The warnings came a day after North Korean leader Kim Jong Un vowed to continue the weapons programs, saying his country is nearing its goal of “equilibrium” in military force with the United States. They also come as world leaders begin arriving in New York for the annual meeting of the U.N. General Assembly this week, where the topic of North Korea will be high on the agenda.
Trump will be making his first appearance at the U.N. General Assembly, his biggest moment on the world stage since January’s inauguration. He is scheduled to address the world body, which he has criticized as weak and incompetent, on Tuesday.
Trump tweeted Sunday that he and South Korean President Moon Jae-in discussed North Korea during their latest telephone conversation on Saturday.

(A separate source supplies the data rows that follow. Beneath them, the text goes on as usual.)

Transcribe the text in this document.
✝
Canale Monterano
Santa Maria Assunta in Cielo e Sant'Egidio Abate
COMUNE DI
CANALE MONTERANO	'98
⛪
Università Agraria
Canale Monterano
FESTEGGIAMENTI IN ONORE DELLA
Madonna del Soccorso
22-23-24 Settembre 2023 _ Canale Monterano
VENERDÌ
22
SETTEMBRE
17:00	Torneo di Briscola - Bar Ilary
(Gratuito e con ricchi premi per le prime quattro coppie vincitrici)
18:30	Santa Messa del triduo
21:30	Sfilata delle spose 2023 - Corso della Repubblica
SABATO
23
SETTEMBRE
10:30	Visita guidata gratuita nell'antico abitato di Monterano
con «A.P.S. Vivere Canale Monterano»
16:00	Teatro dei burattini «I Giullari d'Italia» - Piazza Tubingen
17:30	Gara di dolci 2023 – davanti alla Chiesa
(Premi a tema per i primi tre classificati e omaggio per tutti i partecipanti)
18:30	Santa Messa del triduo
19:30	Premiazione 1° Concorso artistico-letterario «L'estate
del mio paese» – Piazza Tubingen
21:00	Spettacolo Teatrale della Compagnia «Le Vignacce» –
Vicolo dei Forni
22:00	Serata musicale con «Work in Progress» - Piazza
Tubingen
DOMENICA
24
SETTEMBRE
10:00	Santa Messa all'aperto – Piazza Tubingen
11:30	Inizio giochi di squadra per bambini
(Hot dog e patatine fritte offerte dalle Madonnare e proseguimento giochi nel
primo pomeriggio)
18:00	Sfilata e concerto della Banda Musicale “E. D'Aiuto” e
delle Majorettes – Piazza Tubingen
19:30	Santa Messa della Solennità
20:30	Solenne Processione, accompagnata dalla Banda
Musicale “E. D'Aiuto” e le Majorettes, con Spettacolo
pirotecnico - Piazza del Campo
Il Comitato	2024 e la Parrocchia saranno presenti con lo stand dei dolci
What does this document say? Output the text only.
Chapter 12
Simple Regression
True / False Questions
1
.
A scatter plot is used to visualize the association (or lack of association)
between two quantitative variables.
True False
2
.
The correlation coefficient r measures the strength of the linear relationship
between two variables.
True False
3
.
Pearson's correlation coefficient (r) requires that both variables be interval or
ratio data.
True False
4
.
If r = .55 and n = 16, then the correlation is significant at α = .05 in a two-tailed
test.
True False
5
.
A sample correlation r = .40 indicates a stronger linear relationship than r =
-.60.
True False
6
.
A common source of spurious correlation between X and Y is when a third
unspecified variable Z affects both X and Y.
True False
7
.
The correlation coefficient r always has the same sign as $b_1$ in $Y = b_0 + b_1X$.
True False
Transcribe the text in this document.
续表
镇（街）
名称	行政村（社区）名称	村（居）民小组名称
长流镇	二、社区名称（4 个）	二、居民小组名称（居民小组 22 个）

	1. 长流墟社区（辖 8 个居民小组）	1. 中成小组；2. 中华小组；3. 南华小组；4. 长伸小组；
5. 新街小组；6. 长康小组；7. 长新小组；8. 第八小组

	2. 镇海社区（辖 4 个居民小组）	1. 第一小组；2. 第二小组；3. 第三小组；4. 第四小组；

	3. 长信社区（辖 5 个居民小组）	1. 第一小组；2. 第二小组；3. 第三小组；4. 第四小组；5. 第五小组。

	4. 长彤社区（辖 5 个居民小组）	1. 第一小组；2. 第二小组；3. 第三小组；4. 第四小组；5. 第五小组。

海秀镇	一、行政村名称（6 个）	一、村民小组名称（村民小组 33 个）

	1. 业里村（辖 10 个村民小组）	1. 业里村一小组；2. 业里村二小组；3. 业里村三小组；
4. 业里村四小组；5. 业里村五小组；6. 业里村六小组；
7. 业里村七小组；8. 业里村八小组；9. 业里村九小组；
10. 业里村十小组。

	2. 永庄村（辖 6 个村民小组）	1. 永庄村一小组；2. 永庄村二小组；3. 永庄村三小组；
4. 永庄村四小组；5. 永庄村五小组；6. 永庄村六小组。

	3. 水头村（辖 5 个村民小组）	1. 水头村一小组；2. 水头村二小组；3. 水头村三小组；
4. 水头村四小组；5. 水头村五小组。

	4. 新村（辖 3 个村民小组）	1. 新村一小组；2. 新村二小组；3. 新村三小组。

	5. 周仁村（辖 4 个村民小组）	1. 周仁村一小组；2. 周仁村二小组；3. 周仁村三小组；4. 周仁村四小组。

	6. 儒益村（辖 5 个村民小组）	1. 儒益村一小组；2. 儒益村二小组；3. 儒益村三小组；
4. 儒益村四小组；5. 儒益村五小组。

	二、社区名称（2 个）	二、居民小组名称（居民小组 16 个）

Trump spoke with Moon from his New Jersey golf club, where aides said he spent the weekend preparing for his U.N. debut.
U.S. National Security Adviser H.R. McMaster said Kim is “going to have to give up his nuclear weapons because the president has said he’s not going to tolerate this regime threatening the United States and our citizens with a nuclear weapon.”
Asked if that meant Trump would launch a military strike, McMaster said “he’s been very clear about that, that all options are on the table.”
Kim has threatened Guam, a U.S. territory in the Pacific, and has fired two missiles over Japan, a U.S. ally in Asia, including one missile that was launched on Friday. North Korea also recently tested its most powerful bomb.
The U.N. Security Council has voted unanimously twice in recent weeks to tighten economic sanctions on North Korea, including targeting shipments of oil and other fuel used in missile testing. U.S. Ambassador to the United Nations Nikki Haley said North Korea was starting to “feel the pinch.”
But she also warned of a tougher U.S. response in the future, saying the Security Council has “pretty much exhausted” all of its options and that she would be happy to turn the matter over to Defense Secretary Jim Mattis “because he has plenty of military options.”
Mattis said earlier this month, after Kim tested a hydrogen bomb, that the U.S. will answer any threat from the North with a “massive military response, a response both effective and overwhelming.”